India has had an overall 24% deficit in August rainfall that pushed the total rainfall from June 1 till August 31 to 9% less than normal. "We are banking on rains in 'bhaado' (month of Bhadrapada as per the Hindu calendar), we have whole of September and hope our reservoirs will be full by the end of monsoon season," said a Minister from one of the eastern states.
In the northern region, comprising Himachal Pradesh, Punjab and Rajasthan, CWC monitors eight reservoirs with total live storage capacity of 19.17 BCM. These reservoirs have 10.36 BCM storage, which is 54% of total live storage capacity of these reservoirs.
As per CWC data, the storage during corresponding period of last year was 76% and average storage of the last 10 years during corresponding period was 81% of live storage capacity of these reservoirs.
The eastern region that includes Jharkhand, Odisha, West Bengal, Tripura and Nagaland, have 20 reservoirs under CWC monitoring with total live storage capacity of 19.96 BCM. Storage levels in these reservoirs is 10.54 BCM, which is 53% of the total live storage capacity of these reservoirs; last year was 73% and average storage of the last 10 years was 63%.
Western region for Gujarat and Maharashtra has 42 reservoirs under CWC monitoring with a total live storage capacity of 35.24 BCM. As on September 2, the total live storage is 20.20 BCM, which is 57% of total live storage capacity; last year was 85% and average storage of last 10 years was 66%, CWC data showed.

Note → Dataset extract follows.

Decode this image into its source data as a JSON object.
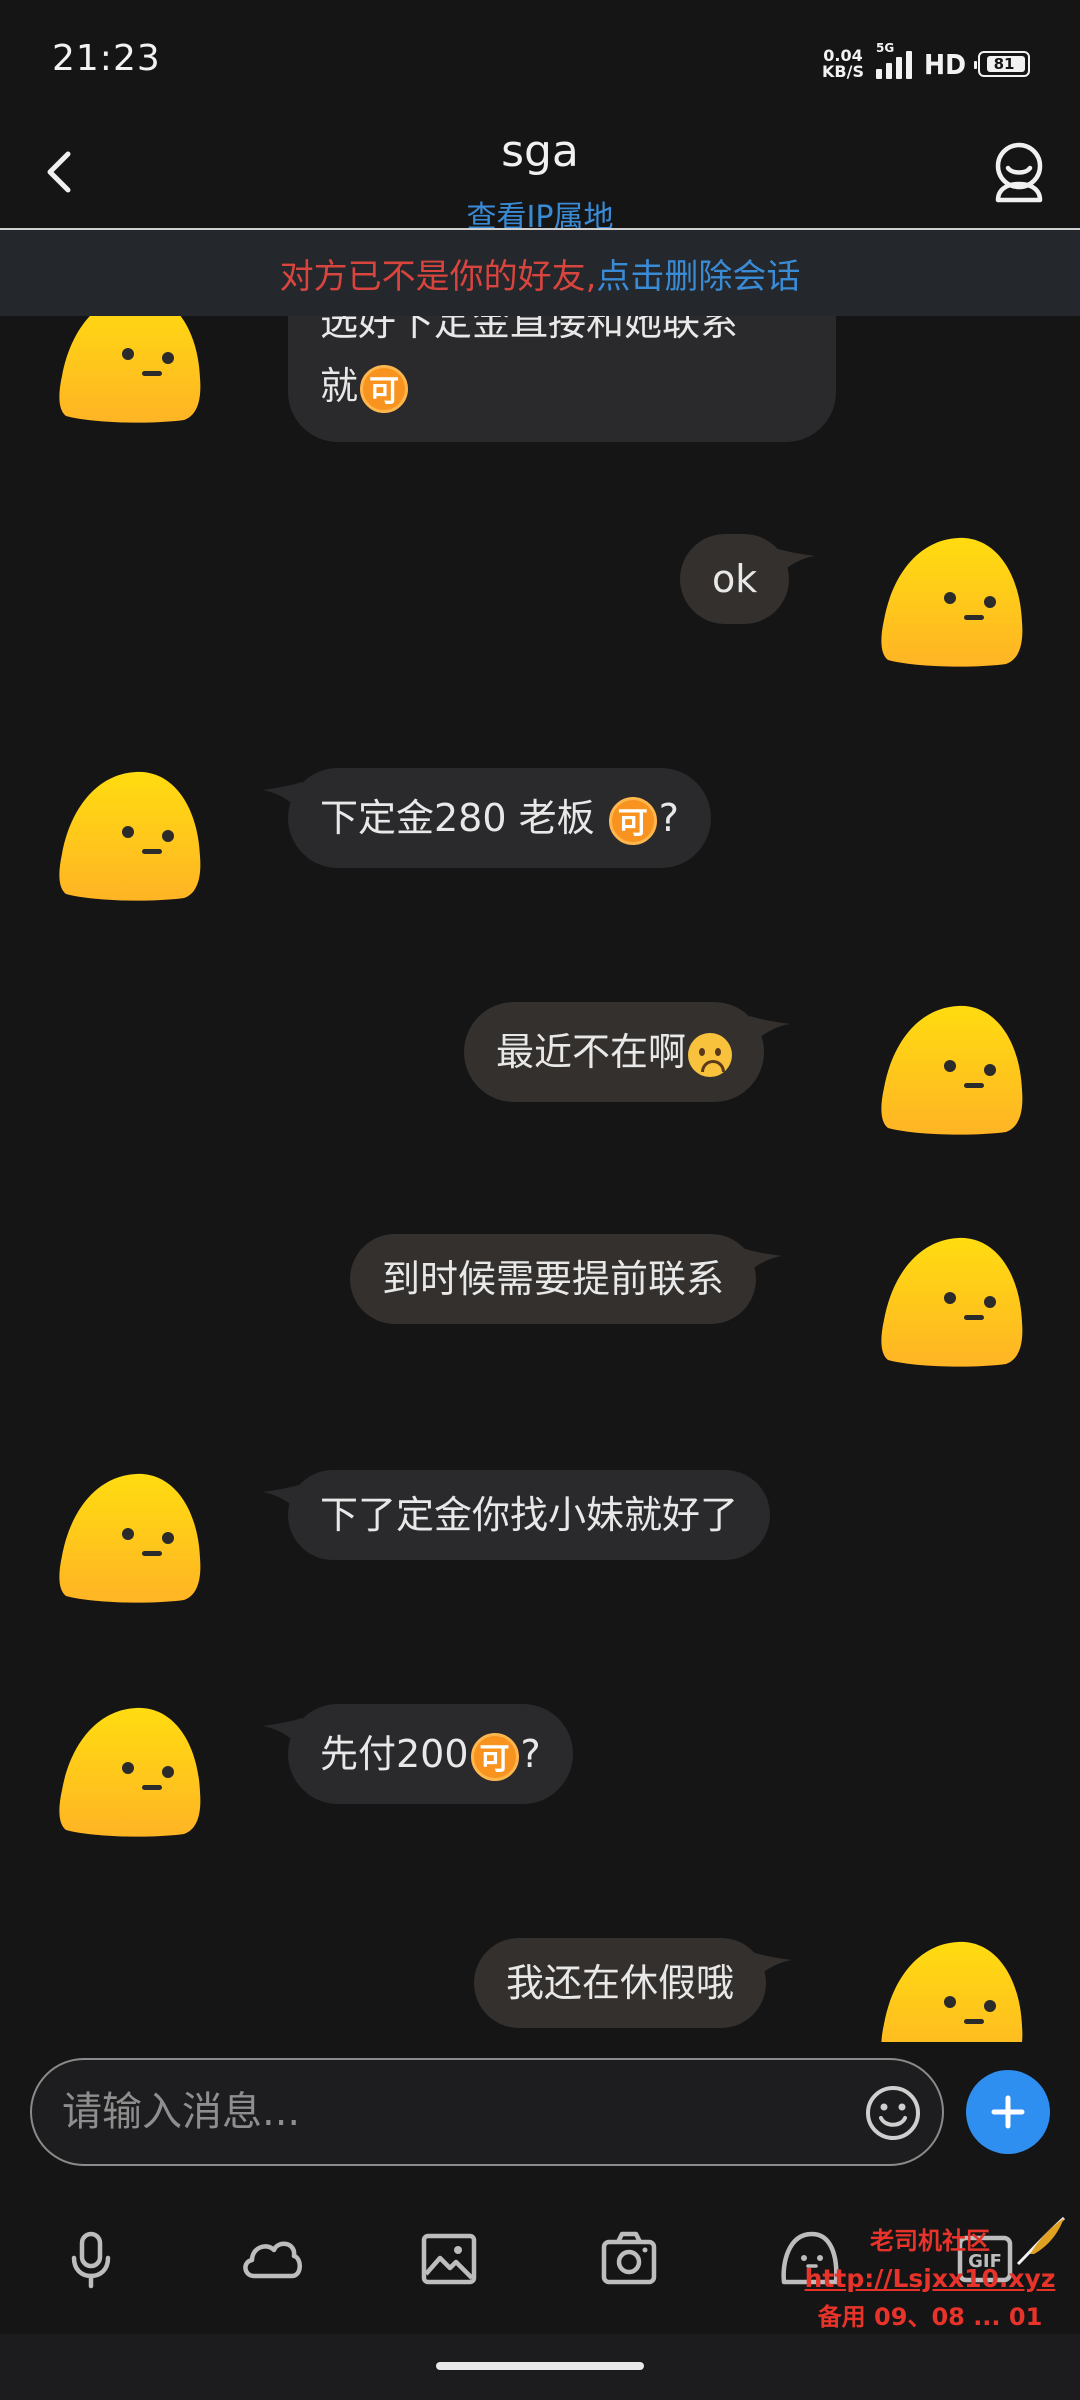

Uttar Pradesh, Uttarakhand, Madhya Pradesh and Chhattisgarh in the central region have 23 reservoirs with live storage capacity of 45.27BCM. Storage available in these reservoirs is 28.06 BCM, which is 62% of total live storage capacity; it was 86% during last year and average storage of the last 10 years during corresponding period was 75% of the capacity.
The southern region includes Andhra Pradesh, Telangana, AP&TG (2 combined projects in both states), Karnataka, Kerala and Tamil Nadu with 37 reservoirs and total live storage capacity of 52.32 BCM. As on September 2, available storage was 42.54 BCM, 81% of capacity; corresponding period of last year was 80.5% and average storage of last ten years was 64%.